Sighing at his amateurish game of subterfuge, I left my arms resting on the table. It gave me cover for when I dipped my right hand under my coat and caressed the butt of my SIG Sauer P228.

'I'm not sure I want the job,' I said to him.

The man stiffened.

'I'm not who you were expecting,' I said.

He finally glanced at me and I knew what he was thinking. Is this a set-up? Was I a cop like everyone in the damn bar thought?

'You can relax, Mr Dean. I am Joe Hunter.' I folded my fingers round the butt of my gun, placing my index finger alongside the trigger guard. 'What I mean is I'm not a hit man.'

'Jared Rington told me that you would help,' Richard Dean whispered harshly.

'I will help,' I reassured him. 'I'll get your daughter away from Jorgenson. But I'm not going to kill the man without any proof that he's a danger to her.'

Dean nodded down at the envelope. 'Take it. You'll see what I mean. All the proof is there.'

There was movement among the men at the next table. One man with jailhouse tats stood up. He picked up his beer, held it loosely in his hand. He gave me a look that said we'd outstayed our welcome. He sniffed loudly, then jerked his head at the two men nearest him.

Oblivious, Dean said, 'Please, Mr Hunter, I need you to get my daughter away from that monster. If it means killing him to do that… well… I'll pay you any price you want.'

'Pass me the envelope,' I told him. 'Under the table. I've got your phone number. I'll be in touch with you, let you know my decision.'

Dean had panic in his eyes. Whether it was about relinquishing the cash already in the envelope without a firm agreement, or because there was a real possibility I was going to do as he asked, the nerves got a grip of him.
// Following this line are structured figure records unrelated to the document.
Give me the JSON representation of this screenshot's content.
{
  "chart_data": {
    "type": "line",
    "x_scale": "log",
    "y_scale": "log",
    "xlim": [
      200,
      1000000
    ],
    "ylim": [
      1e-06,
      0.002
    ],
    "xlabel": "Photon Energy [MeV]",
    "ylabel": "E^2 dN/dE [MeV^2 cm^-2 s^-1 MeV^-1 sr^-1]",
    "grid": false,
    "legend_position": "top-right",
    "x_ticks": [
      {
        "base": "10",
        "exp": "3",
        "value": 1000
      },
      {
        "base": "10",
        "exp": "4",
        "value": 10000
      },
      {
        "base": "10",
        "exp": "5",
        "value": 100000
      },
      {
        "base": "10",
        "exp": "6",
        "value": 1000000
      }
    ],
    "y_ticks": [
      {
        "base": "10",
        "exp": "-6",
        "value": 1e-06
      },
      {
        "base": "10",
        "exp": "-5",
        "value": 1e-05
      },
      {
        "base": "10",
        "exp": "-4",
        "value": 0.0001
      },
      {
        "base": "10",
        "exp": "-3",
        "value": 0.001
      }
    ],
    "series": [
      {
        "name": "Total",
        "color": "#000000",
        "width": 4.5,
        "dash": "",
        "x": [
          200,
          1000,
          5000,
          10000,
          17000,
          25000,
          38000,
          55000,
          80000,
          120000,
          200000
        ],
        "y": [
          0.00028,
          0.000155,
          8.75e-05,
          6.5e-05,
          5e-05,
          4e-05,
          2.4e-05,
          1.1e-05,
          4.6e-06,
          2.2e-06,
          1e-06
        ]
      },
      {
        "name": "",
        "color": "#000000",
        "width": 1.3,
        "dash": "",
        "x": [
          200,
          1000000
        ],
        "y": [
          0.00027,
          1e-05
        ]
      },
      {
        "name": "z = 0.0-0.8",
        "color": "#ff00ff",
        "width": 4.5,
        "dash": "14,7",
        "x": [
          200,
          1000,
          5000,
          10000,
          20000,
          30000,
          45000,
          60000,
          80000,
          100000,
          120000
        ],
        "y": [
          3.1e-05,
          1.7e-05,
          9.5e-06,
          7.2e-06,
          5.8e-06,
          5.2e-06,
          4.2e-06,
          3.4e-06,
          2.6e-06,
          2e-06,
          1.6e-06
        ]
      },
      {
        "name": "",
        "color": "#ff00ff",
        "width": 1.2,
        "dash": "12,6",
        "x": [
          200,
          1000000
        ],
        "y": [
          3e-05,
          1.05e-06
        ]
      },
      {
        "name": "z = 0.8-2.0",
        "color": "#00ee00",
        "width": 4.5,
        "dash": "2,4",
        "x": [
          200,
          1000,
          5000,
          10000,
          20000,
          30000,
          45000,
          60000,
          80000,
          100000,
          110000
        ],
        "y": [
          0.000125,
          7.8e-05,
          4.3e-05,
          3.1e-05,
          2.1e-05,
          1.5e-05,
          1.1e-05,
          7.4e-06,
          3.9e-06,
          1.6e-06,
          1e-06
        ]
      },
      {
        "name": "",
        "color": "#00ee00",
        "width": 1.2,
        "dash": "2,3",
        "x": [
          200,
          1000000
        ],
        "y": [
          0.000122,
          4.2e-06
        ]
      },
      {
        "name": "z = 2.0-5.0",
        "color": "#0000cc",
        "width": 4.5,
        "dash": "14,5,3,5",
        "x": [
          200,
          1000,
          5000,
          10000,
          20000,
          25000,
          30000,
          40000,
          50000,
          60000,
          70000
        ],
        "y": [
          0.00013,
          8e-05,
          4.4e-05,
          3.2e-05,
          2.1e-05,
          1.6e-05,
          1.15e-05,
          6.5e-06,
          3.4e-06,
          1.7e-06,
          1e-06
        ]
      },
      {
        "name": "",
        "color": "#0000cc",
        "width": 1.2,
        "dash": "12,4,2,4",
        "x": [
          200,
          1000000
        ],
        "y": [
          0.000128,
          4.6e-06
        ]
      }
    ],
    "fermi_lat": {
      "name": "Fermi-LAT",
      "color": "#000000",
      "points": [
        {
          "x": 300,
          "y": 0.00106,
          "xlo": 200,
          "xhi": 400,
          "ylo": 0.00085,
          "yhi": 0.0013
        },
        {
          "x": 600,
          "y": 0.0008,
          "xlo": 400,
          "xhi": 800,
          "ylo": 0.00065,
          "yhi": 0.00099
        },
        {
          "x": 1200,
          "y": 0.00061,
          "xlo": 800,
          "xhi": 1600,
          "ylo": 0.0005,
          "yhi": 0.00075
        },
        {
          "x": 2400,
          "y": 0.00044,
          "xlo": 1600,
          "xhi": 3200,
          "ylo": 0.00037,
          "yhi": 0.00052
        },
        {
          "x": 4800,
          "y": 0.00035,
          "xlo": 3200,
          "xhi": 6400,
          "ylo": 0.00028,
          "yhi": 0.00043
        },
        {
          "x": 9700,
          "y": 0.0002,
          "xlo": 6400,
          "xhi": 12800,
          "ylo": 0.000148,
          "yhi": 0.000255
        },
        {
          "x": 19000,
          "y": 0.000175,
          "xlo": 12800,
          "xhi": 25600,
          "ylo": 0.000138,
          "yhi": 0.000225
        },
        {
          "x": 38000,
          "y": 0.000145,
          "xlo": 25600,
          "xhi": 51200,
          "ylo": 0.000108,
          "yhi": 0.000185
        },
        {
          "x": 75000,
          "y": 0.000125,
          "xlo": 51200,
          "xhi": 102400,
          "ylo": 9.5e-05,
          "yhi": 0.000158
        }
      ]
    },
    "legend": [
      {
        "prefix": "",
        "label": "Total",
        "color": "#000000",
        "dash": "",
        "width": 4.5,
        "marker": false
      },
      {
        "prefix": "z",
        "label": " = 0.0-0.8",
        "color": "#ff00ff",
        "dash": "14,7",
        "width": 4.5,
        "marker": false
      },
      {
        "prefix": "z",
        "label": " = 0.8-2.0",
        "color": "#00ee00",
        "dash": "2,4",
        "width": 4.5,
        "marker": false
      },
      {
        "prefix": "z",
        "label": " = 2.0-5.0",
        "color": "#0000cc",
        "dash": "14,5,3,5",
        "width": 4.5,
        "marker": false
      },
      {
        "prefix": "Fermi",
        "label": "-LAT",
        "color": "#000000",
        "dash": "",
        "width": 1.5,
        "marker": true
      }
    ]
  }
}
He wavered, his fingers plucking at moisture on his glass.

'Two seconds and the deal is off,' I warned him.

He quickly slipped the envelope into my outstretched left hand.

'OK. Now go.'

He opened his mouth and I gave a slight shake of my head. Suddenly he was aware of the Aryan Brotherhood approaching us. Coughing his excuses, he started from his seat, dodging round the tattooed man and his two compadres. They heckled him but allowed the little man to go.

Pushing the envelope into my waistband, I stood up.

'I'm going, guys. You can relax.'

The man with the jailhouse tats barred my way. He lifted a grimy nicotine-stained finger to my chest.